La défense de la famille reste un thème mobilisateur en Espagne. Dimanche 29 mars, 100 000 personnes ont manifesté dans les rues de Madrid pour protester contre le projet de loi de libéralisation de l’avortement. Depuis 1985, la législation espagnole prévoit trois cas pour avorter : le viol , dans un délai maximum de 12 semaines de grossesse, en cas de malformation du fœtus (jusqu’à 22 semaines) et s’il y a «danger pour la santé physique ou psychique de la mère». Selon des chiffres ministériels, c’est sur cette base que 97% des IVG ont été pratiquées en 2007. La Ministre à l’égalité, Bibiana Aído, souhaite en finir avec une double hypocrisie. D’une part, la loi actuelle, souvent considérée, à tort, comme trop stricte permet aux médecins de pratiquer de nombreuses IVG sans délai limite – ce qui explique que des françaises franchissent la frontière pour avorter en Espagne une fois le délai légal dépassé (12 semaines). D’autre part, seuls 2% des IVG sont pratiquées dans des hôpitaux publics où les groupes pro-vie exercent des pressions sur les médecins. Ceux-ci pouvant se déclarer objecteur de conscience par conviction ou par crainte des sanctions en franchissant la limite de la légalité… et certains d’entre-eux, pratiquer des avortements dans des cliniques privées où l’opération est coûteuse.
Normalisation européenne
Le gouvernement Zapatero entend mettre l’accent sur la prévention et l’éducation sexuelle pour pallier à une augmentation éventuelle du nombre d’IVG, une argumentation avancée par les organisations hostiles à l’avortement (HazteOir – « Fais-toi entendre », Derecho a Vivir- «Droit à la Vie», Médicos por la Vida- « Médecins pour la Vie »). En Espagne, environ 112 000 avortements sont pratiqués chaque année ( autour de 200 000 en France). Contre toutes attentes, le projet de l’exécutif n’élargit pas substantiellement le droit à l’avortement, il vise surtout à l’encadrer pour éviter les abus.
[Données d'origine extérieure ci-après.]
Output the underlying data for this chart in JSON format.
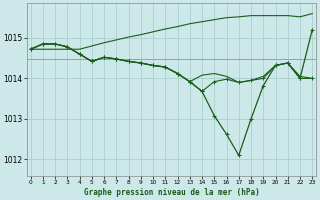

L’exemple type est celui du Docteur Carlos Morín dont le dossier est en cours d’instruction. Ce gérant de cliniques de Barcelone blanchissait l’argent des nombreuses IVG réalisées dans ses établissements. En passant à une loi règlementant l’avortement avec des délais, et non plus seulement en cas de situations de nécessité particulière, l’Espagne s’aligne sur la plupart des législations européennes en la matière. L’Autriche, la Belgique, la Bulgarie, le Danemark, la France, le Royaume-Uni, les Pays-Bas, l’Italie, la Norvège et la Suède règlementent l’IVG avec des délais.
Les mineures en question
Ce que propose le gouvernement espagnol relève d’abord de la symbolique en reconnaissant l’avortement comme un droit des femmes. Mais un droit limité à quatorze semaines de grossesse. Le projet de loi devrait conserver des délais plus amples pour les situations particulières (malformations fœtales, 22 semaines, et grave danger pour la vie de la mère ou risque de santé, délai qui reste à déterminer). L’exécutif doit encore plancher sur des lacunes juridiques. Il devra trancher sur la possibilité de provoquer l’accouchement dans le cas où de graves malformations du fœtus sont détectées au-delà des 22 semaines accordées par la future loi. Reste également à définir les sanctions pour les femmes et les médecins qui pratiqueront des avortements hors-délais. Le gouvernement souhaite supprimer les peines de prison mais n‘exclut pas des sanctions pénales si ces avortements étaient considérés comme des délits ou alors des sanctions civiles ou administratives. Enfin, si le gouvernement veut ouvrir le droit d’avorter aux mineures à partir de 16 ans sans consentement parental, face à la mobilisation de l’Eglise catholique et des associations anti-avortement, il se dit «prêt à discuter».